If you choose to switch to Original Medicare and will need prescription drug coverage, you can enroll in a Part D plan by March 31.
Medicare Advantage PPO
A Medicare Advantage preferred provider organization (PPO) is a type of health plan in which in-network doctors, clinics and hospitals provide health services for plan members at a decreased cost.
When you have a PPO plan, going to in-network providers can help keep care costs more affordable. PPOs tend to feature larger networks, and sometimes they may even cover costs for doctors who are not on their list, though at a higher rate than for in-network. With a PPO, you don’t need to select a single primary care doctor, and often, you can make specialist appointments without referrals.
Your Medicare deductible is what you pay out of pocket before your plan kicks in.
Before your Medicare plan starts contributing to health care costs, you have to reach your deductible. This amount is defined by your plan. Let’s say you have an annual deductible of $200. Your plan won’t start paying for care until you’ve paid $200 out of your own pocket. Paying for things like doctor visits and labs counts toward your deductible. Your premium, however, does not.
A Medicare network is a specific selection of health care providers, like doctors, hospitals, clinics and pharmacies, that have contracted with your Medicare Advantage health plan.
Although Original Medicare does not have a specific network of providers, Medicare Advantage plans do. Typically, you get the lowest cost for services when using in-network health care providers. In most cases, your prescriptions are only covered if they’re filled at a pharmacy that’s in your plan’s network.
Medicare plan premium
Your premium is the amount you pay each month to your plan for coverage, whether or not you actually receive care.
In addition to your plan’s monthly premium, you will need to continue to pay your monthly Part B premium (and, if applicable, Part A). Premium amounts can change each year and are determined by the Centers for Medicare and Medicaid Services.
Medicare Advantage plans offer a variety of premiums based on the level of specific plans’ coverage. Typically, if you pay a high premium, you’ll pay lower costs for care. And if you pay a low premium, you’ll pay higher costs for care.

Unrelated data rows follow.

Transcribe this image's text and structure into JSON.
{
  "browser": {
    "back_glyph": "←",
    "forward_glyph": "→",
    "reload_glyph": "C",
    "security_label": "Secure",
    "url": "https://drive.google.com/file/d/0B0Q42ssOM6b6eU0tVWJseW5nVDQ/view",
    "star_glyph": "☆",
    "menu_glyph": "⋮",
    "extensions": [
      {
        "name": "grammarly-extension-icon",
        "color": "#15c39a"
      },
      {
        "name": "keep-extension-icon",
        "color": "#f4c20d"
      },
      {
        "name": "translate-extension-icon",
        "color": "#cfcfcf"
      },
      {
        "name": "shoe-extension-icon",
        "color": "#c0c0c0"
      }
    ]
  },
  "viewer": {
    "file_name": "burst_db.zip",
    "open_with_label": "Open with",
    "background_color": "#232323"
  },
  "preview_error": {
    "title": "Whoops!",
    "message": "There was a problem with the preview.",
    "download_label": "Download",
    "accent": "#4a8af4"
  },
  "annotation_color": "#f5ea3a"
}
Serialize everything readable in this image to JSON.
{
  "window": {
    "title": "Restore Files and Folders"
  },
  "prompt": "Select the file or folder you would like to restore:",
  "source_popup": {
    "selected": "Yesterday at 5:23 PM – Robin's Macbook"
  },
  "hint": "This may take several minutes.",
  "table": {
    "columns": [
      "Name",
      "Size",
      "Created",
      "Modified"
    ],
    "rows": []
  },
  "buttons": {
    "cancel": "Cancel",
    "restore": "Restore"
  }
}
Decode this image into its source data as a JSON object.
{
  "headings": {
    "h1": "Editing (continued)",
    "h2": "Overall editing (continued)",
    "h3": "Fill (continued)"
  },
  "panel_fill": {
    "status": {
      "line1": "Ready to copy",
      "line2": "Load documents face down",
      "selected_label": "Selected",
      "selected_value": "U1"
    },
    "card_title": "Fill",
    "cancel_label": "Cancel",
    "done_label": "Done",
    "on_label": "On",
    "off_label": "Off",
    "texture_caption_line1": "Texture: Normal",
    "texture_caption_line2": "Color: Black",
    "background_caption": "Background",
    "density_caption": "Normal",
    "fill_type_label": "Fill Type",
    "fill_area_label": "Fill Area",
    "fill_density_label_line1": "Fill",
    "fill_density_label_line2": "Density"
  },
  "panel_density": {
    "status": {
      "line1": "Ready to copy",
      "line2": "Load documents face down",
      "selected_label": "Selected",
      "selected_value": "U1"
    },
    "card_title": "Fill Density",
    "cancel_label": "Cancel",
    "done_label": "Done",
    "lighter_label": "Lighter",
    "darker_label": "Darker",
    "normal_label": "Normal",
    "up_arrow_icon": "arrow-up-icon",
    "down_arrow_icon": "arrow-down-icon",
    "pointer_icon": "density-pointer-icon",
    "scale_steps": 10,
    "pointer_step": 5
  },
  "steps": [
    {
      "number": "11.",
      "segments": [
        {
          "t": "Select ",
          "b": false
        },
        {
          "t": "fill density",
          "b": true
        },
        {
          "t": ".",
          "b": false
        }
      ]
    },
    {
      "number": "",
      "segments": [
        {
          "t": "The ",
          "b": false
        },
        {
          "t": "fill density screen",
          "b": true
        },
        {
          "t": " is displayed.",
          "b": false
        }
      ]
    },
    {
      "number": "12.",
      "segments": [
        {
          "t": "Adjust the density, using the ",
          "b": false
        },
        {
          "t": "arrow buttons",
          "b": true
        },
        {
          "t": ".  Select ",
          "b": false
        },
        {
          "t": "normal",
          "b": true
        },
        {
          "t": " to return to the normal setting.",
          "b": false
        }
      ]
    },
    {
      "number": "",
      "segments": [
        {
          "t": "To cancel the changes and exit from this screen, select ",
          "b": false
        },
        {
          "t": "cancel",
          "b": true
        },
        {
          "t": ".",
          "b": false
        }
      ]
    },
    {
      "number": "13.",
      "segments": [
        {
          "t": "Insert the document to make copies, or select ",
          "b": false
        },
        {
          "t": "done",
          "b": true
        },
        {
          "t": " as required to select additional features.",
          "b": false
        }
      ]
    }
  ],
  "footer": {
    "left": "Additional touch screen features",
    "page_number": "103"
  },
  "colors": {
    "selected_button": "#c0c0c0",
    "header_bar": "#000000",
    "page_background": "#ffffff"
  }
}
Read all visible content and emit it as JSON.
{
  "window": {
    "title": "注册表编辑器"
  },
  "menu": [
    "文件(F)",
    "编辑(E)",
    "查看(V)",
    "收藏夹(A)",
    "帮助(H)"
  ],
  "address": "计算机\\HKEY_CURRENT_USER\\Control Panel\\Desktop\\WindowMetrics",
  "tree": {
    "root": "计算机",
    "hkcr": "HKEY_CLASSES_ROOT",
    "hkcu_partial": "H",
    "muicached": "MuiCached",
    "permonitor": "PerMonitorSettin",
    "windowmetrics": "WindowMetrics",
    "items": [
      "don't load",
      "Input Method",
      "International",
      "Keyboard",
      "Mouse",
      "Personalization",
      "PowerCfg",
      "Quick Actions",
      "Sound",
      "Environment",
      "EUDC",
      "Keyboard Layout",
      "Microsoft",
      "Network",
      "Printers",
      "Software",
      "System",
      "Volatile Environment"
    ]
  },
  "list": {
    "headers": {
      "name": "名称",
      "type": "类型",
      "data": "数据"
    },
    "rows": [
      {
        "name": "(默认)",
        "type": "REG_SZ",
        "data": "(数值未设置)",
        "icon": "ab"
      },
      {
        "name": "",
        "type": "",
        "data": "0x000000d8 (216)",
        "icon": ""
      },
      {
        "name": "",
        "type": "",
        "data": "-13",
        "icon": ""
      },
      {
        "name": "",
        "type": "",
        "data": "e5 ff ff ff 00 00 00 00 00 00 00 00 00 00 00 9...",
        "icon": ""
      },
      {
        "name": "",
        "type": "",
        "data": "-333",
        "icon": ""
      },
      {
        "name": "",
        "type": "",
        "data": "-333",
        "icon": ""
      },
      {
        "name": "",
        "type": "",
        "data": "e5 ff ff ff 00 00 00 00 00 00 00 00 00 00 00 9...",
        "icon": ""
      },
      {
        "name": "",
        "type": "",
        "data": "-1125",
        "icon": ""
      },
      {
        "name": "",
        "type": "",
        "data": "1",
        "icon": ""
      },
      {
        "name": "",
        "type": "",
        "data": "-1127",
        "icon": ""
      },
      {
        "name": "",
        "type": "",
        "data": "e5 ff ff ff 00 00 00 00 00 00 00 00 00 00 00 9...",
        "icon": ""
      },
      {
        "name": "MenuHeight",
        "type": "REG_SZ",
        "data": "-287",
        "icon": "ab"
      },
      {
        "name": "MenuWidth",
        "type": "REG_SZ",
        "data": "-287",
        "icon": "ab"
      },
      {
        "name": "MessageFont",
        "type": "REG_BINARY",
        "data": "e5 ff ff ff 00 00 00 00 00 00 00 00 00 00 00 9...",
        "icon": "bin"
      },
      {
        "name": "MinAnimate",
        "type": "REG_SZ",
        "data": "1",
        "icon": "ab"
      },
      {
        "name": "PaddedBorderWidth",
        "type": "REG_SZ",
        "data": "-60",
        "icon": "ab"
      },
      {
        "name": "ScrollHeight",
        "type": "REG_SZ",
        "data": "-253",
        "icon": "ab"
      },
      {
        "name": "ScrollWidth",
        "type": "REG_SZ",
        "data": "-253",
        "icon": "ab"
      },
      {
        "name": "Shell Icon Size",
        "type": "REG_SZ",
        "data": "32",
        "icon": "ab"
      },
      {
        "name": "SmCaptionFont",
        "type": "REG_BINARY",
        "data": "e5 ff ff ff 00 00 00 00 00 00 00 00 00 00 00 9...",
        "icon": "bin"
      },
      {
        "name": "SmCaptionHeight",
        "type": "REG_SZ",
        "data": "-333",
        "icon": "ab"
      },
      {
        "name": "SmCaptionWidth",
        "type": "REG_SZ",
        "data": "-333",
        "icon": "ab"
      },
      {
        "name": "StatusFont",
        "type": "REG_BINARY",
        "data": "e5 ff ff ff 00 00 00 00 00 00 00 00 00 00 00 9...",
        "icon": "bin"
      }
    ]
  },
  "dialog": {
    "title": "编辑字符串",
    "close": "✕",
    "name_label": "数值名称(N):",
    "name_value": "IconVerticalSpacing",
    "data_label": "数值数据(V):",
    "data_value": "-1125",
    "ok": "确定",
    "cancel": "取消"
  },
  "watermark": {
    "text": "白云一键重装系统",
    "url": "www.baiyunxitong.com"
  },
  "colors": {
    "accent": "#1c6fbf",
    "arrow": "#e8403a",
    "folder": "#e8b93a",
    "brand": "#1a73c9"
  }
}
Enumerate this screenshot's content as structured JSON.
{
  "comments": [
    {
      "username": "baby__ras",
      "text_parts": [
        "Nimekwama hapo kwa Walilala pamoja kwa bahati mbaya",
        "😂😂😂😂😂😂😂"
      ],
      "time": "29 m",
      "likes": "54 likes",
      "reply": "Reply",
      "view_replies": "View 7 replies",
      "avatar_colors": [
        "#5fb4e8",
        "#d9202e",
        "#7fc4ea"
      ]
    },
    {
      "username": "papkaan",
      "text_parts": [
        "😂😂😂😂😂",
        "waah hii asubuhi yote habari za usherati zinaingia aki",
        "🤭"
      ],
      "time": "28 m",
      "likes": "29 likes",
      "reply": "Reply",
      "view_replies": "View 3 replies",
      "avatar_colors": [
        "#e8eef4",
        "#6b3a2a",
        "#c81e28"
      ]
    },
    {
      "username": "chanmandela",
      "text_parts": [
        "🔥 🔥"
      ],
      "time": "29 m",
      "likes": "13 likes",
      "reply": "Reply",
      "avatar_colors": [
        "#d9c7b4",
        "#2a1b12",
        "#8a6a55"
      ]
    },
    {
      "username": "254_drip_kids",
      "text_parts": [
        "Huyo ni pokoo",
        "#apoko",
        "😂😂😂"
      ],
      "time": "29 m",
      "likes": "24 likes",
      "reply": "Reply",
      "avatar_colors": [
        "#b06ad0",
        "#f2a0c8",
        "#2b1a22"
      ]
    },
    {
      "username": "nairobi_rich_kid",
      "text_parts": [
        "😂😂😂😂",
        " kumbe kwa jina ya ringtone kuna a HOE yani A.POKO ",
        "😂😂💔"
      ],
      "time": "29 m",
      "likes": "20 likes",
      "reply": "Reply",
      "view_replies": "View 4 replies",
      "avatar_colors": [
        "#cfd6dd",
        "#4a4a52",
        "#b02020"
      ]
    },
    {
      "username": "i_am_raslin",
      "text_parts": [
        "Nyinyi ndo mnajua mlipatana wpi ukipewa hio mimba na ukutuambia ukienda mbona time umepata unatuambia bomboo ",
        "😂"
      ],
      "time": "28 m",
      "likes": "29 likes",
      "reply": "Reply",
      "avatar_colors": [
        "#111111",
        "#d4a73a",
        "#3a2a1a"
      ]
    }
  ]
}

Preferred cost-sharing pharmacy
A preferred cost-sharing pharmacy offers a lower price for covered prescription drugs.
When a Part D or Medicare Advantage plan offers preferred cost-sharing pharmacies, enrollees that use those specific pharmacies will likely pay less for their prescription medicines. Preferred cost-sharing pharmacies vary among Medicare plans, so be sure to confirm with your plan where you will get the best value for your medicine.